Oeuvres orphelines : l'exploitation commerciale n'est pas lésée

Clément Solym - 30.01.2012

Lecture numérique - Législation - oeuvres indisponibles - orphelines - Hervé Gaymard


L'IABD vient de diffuser un communiqué pour tenter de faire entendre raison aux députés, qui luttent farouchement contre l'adoption de l'article L. 134-8. Ce dernier vise à rendre l'accès gratuit aux oeuvres dites orphelines. Il s'agit d'oeuvres sous droit, dont on ne connaît cependant pas l'ayant droit, à l'exception de l'éditeur.

 

Pour l'IABD, cette solution, qui passerait par 10 années d'exploitation commerciale, avant que l'oeuvre ne soit gratuitement disponible, est plus respectueuse de l'esprit même dans lequel cette proposition de loi devrait s'inscrire. Il s'agit, rappelons-le, de numériser quelque 500.000 oeuvres du XXe siècle, commercialement indisponibles, pour leur conférer une nouvelle existence, par le biais d'une version numérique. 

 

Un choix qui n'est pas sans peine, toutefois, et pose de multiples questions, notamment celle de la présence de l'auteur dans ce processus, puisque ce dernier doit faire valoir qu'il refuse la présence de son oeuvre dans le corpus, pour que celle-ci soit retirée. Mais encore devra-t-il démontrer qu'il est détenteur des droits...

 

 

L'IABD souligne par ailleurs que les discussions à l'Assemblée nationale ont été menées de sorte à semer le trouble, et surtout, discréditer l'article évoqué. Frédéric Mitterrand avait expliqué : « Les amendements considérés conduiraient à empêcher l'exploitation normale de l'œuvre. Je l'ai expliqué en ouvrant cette séance : la loi porte sur des livres destinés à la commercialisation. Leur exploitation normale est commerciale. L'obligation de gratuité est une atteinte manifeste à ce principe. » 

 

Et après lui, Hervé Gaymard, auteur du projet pour l'Assemblée d'ajouter que l'article  « tarirait le flux des sommes ‘irrépartissables', dont on sait qu'elles pourraient être dirigées, conformément à notre souhait, vers des actions collectives pour promouvoir la lecture publique. »

 

Mais l'IABD se défend de vouloir introduire le loup dans la bergerie.

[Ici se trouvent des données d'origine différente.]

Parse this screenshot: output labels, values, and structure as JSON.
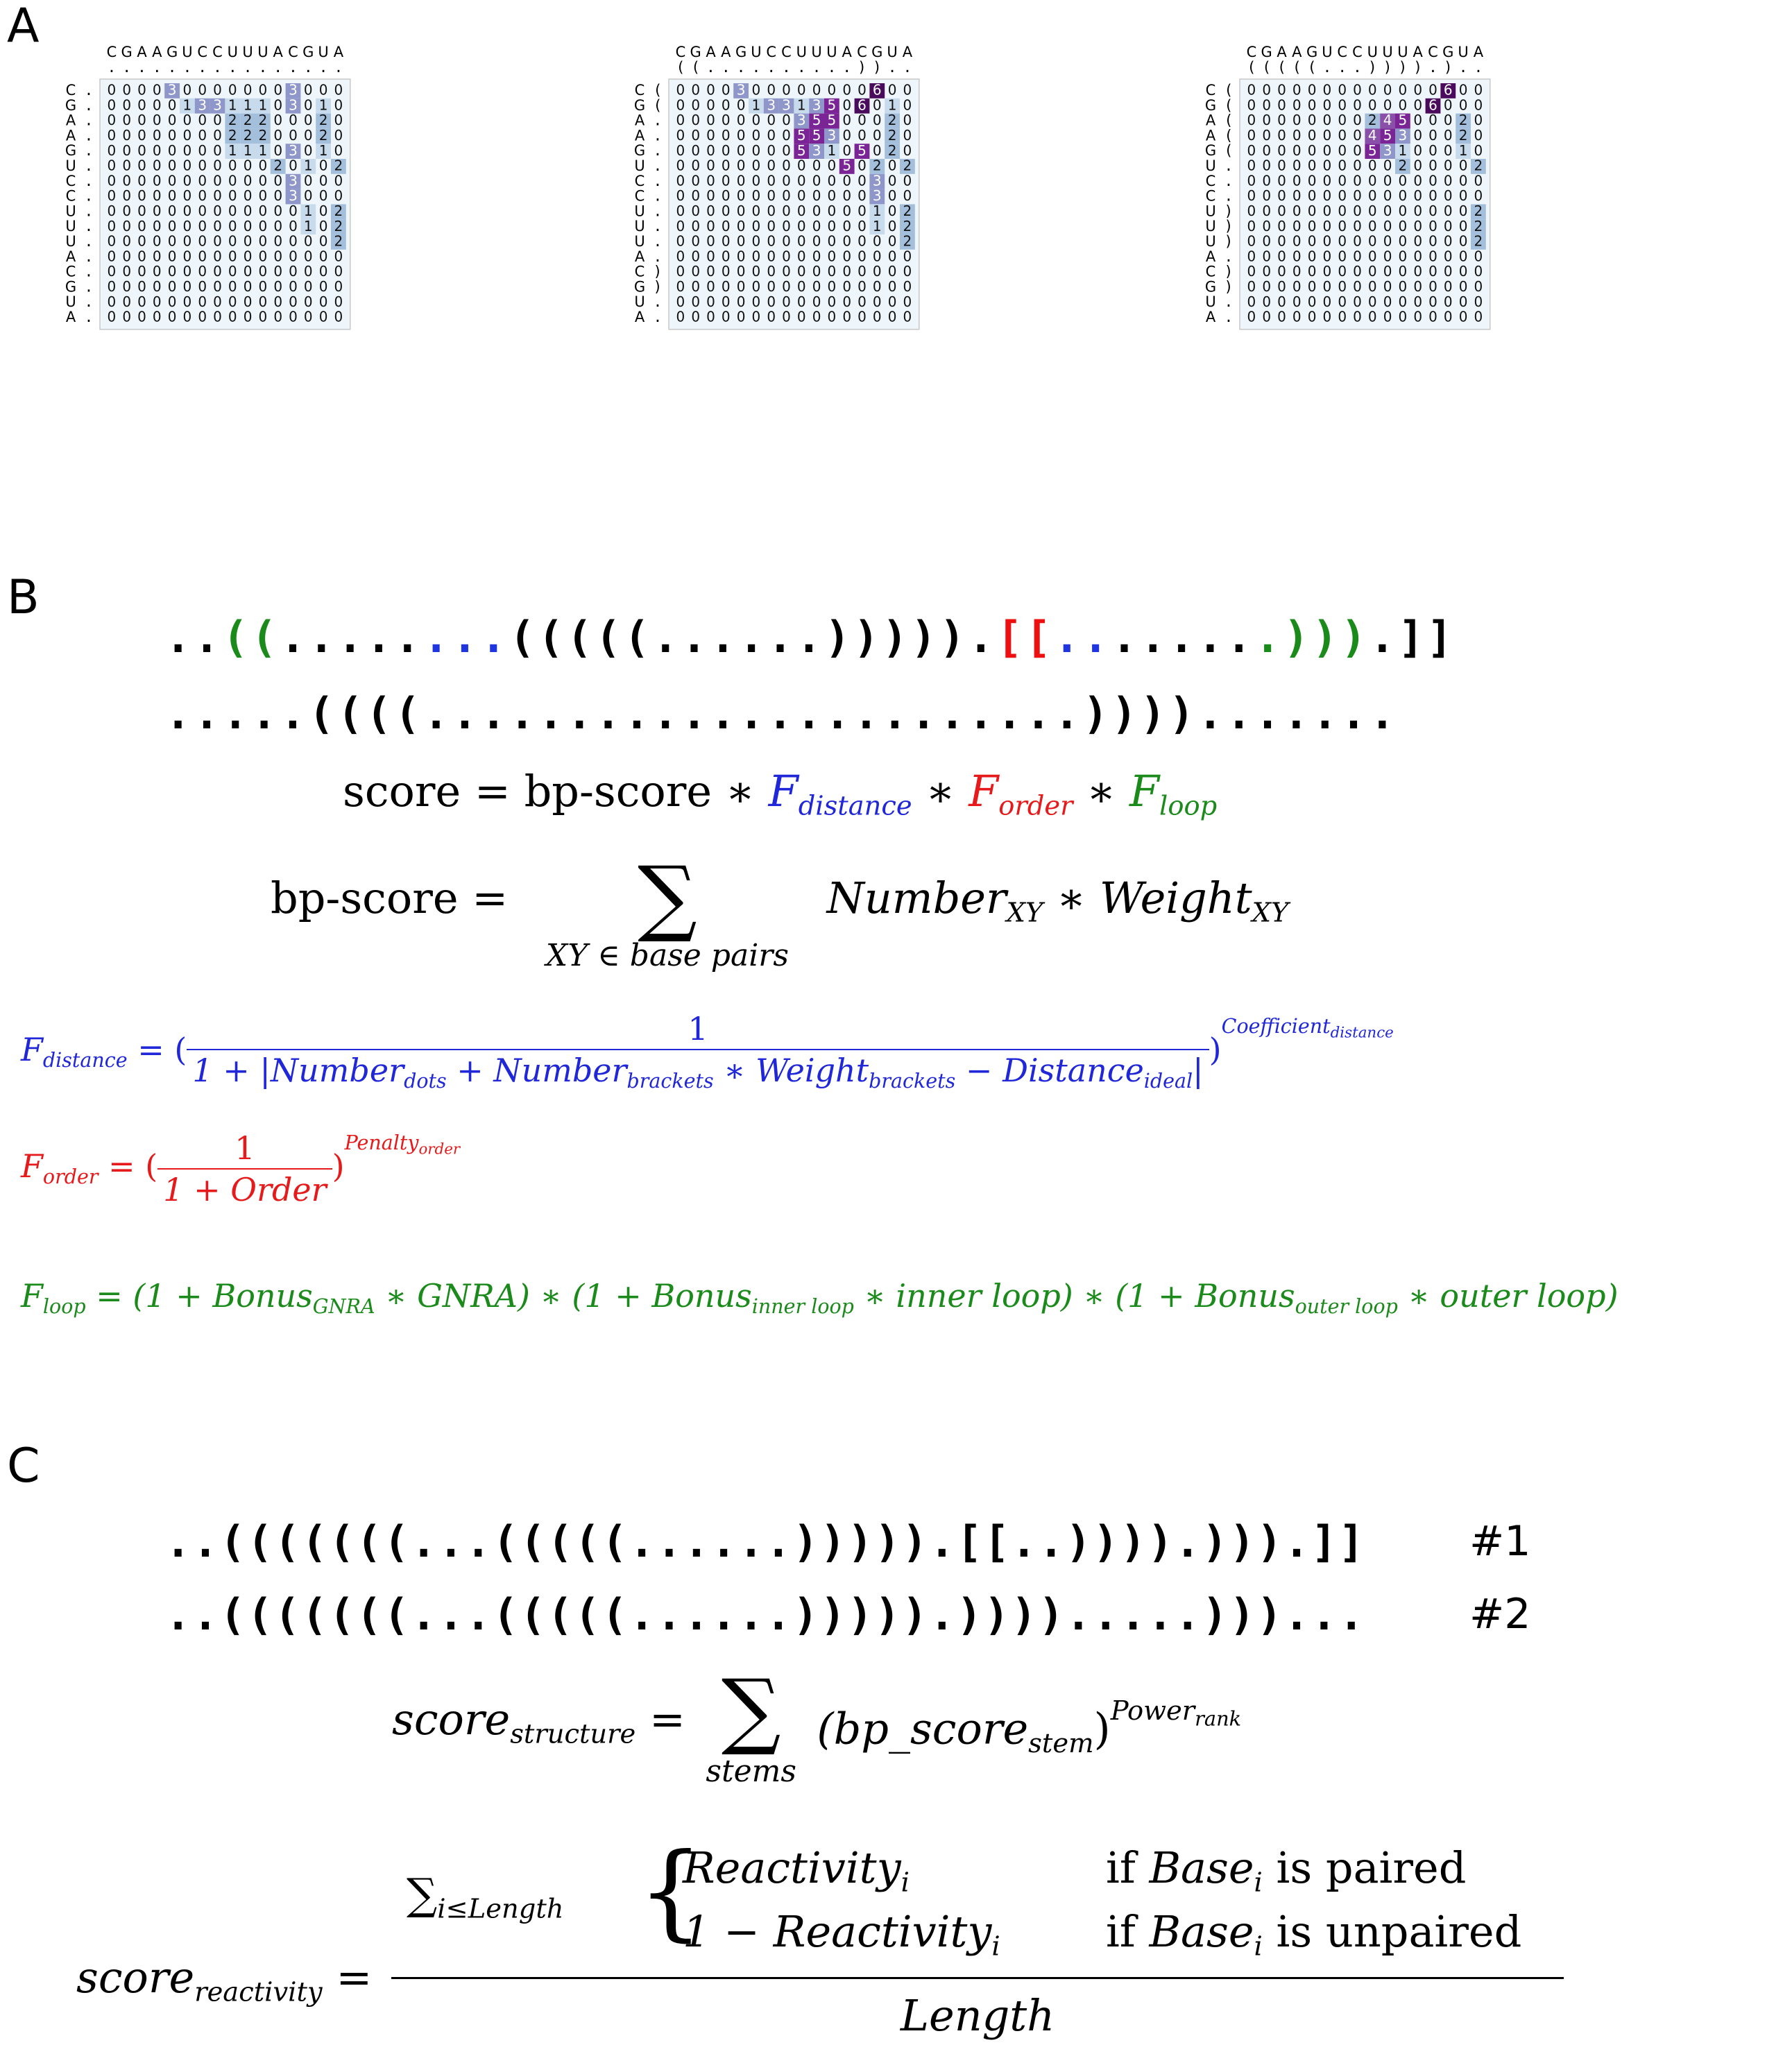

En effet, l'article qu'il propose « n'oblige nullement la société de perception et de répartition des droits (SPRD) à n'autoriser que des mises à disposition gratuites de l'œuvre ».

 

« En aucun cas la possibilité, pour les bibliothèques, de mettre à disposition une version numérique gratuite de l'œuvre indisponible n'empêchera les éditeurs d'exploiter commercialement cette œuvre, de la même manière qu'une œuvre du domaine public peut faire l'objet d'éditions commerciales tout en étant librement accessible en ligne. »

 

Deux amendements sont ainsi proposés pour affiner l'article et tenter de convaincre du bien-fondé de la demande. 

 

 

AMENDEMENT 1

Remplacer l'alinéa 2 de l'article L. 134-8 par le phrase suivante :
“Dans le cas prévu par l'alinéa 1, la mise à disposition du livre sous une forme numérique est gratuite et non commerciale.”

Objet

1) Les bibliothèques, centres de documentation, musées et archives “n'exploitent” pas les ouvrages, ils les mettent à disposition du public sans chercher à générer de profits et sans concurrencer l'activité commerciale des éditeurs.
2) L'autorisation de mise à disposition gratuite prévue par l'alinéa 2 de l'article L. 134-8 a une portée limitée : seules pourront en bénéficier les personnes qui en feront la demande à la SPRD.
3) L'expression “gratuite et non commerciale” est plus restrictive que le terme “gratuite” : sont ainsi exclus les opérateurs qui mettraient en ligne gratuitement des contenus tout en se rétribuant indirectement via des revenus publicitaires.


AMENDEMENT 2

Dans le dernier alinéa de l'article L. 134-5 qui précise les modalités de cession des droits d'exploitation aux éditeurs ajouter
« L. 134-8, »
après
« L'exploitation de l'œuvre dans les conditions prévues au présent article ne préjuge pas de l'application des articles [...] ».

Objet

Amendement de cohérence.
L'article L. 134-5 dispose dans son troisième alinéa qu'une autorisation d'exploitation peut être délivrée à titre exclusif pour une durée de dix ans tacitement renouvelable à l'éditeur disposant des droits de reproduction de la version imprimée de l'œuvre. Cette autorisation délivrée à titre exclusif ne doit pas empêcher par la suite la mise à disposition gratuite et non commerciale des œuvres telle que prévue par l'article L. 134-8.